I have a Gitlab CE version 13 instance installed from source. I have it configured to authenticate against LDAP, but now I need it to authenticate against a CAS server. I’ve been reviewing the Gitlab integration documentation with CAS and I have several questions:
Is integration with CAS possible with Gitlab CE or is it only valid for Gitlab EE?
Do you only have to modify the conf/gitlab.yml file to set the CAS server parameters and enable the provider or do you have to do something else?
According to the docs here: CAS OmniAuth provider (deprecated) | GitLab it’s available for free. I did look in my gitlab.rb grepping for cas, and there are some entries in there for it (I use gitlab-ce omnibus). So I guess just configure and try it, should be easy enough to find out by following the documentation linked.

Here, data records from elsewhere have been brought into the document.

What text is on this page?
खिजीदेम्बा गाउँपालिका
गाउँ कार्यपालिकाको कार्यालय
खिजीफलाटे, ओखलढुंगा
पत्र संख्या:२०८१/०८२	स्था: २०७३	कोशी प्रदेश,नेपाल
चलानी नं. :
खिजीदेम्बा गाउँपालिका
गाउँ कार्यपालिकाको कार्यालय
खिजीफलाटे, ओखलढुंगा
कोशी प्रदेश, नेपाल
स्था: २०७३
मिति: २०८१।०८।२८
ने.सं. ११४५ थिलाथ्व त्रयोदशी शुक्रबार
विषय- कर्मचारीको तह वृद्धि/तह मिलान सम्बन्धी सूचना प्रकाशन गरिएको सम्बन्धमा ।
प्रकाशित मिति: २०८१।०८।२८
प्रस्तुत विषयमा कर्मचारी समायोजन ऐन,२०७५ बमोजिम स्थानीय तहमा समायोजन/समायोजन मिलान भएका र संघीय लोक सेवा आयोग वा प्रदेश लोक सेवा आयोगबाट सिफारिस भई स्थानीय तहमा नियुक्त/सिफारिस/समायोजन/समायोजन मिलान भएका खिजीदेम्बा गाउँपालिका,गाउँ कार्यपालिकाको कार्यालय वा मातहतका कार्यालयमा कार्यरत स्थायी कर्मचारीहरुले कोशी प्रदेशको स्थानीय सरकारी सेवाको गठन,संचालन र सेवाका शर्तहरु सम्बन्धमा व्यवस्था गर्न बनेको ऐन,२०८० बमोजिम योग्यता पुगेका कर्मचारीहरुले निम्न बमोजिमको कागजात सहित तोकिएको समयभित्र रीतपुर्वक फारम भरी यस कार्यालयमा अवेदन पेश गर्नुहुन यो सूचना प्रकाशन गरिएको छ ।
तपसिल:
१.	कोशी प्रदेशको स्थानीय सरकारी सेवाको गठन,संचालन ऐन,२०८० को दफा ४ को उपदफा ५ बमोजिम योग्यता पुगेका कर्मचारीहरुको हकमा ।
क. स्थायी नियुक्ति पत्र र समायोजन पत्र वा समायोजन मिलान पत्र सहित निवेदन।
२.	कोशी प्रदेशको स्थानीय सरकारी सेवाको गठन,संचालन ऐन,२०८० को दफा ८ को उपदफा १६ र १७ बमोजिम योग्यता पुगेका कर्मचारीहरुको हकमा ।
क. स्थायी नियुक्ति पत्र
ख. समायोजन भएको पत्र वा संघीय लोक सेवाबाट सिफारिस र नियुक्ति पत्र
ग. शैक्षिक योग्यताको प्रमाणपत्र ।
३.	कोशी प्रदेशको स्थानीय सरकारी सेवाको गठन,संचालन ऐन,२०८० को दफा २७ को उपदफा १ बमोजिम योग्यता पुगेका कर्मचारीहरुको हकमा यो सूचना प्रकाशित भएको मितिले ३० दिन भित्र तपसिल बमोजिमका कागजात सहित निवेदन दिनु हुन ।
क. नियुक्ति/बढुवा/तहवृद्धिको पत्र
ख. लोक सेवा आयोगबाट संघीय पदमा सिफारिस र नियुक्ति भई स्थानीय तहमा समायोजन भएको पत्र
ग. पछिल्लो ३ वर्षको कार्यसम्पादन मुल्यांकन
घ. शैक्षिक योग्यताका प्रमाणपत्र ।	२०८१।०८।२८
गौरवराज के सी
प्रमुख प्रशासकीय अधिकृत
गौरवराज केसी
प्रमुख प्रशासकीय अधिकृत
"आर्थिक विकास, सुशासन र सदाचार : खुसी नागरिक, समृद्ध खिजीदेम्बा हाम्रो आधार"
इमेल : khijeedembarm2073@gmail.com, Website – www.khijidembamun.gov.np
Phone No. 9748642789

That said, the question is do you really want to? CAS is deprecated in Gitlab 15.3 (completely removed in 16.x) and Gitlab 13.x is end-of-life since at least 21 May 2021. For security reasons you should be upgrading to the latest release to ensure your installation doesn’t get compromised (unless you do not have public access to your server from the internet - then it won’t be as urgent but still a risk). So not really sure if you should use it especially since support for it is removed in later versions. Might be better to look at some other solution instead of CAS.
You are right, that from version 15 CAS will already be obsolete and with 16 it will disappear completely, so it makes no sense to integrate it with CAS in version 13 if later we will update to more recent versions. The other alternative that we have left is the integration with SAML that I do see that it has continuity in new versions.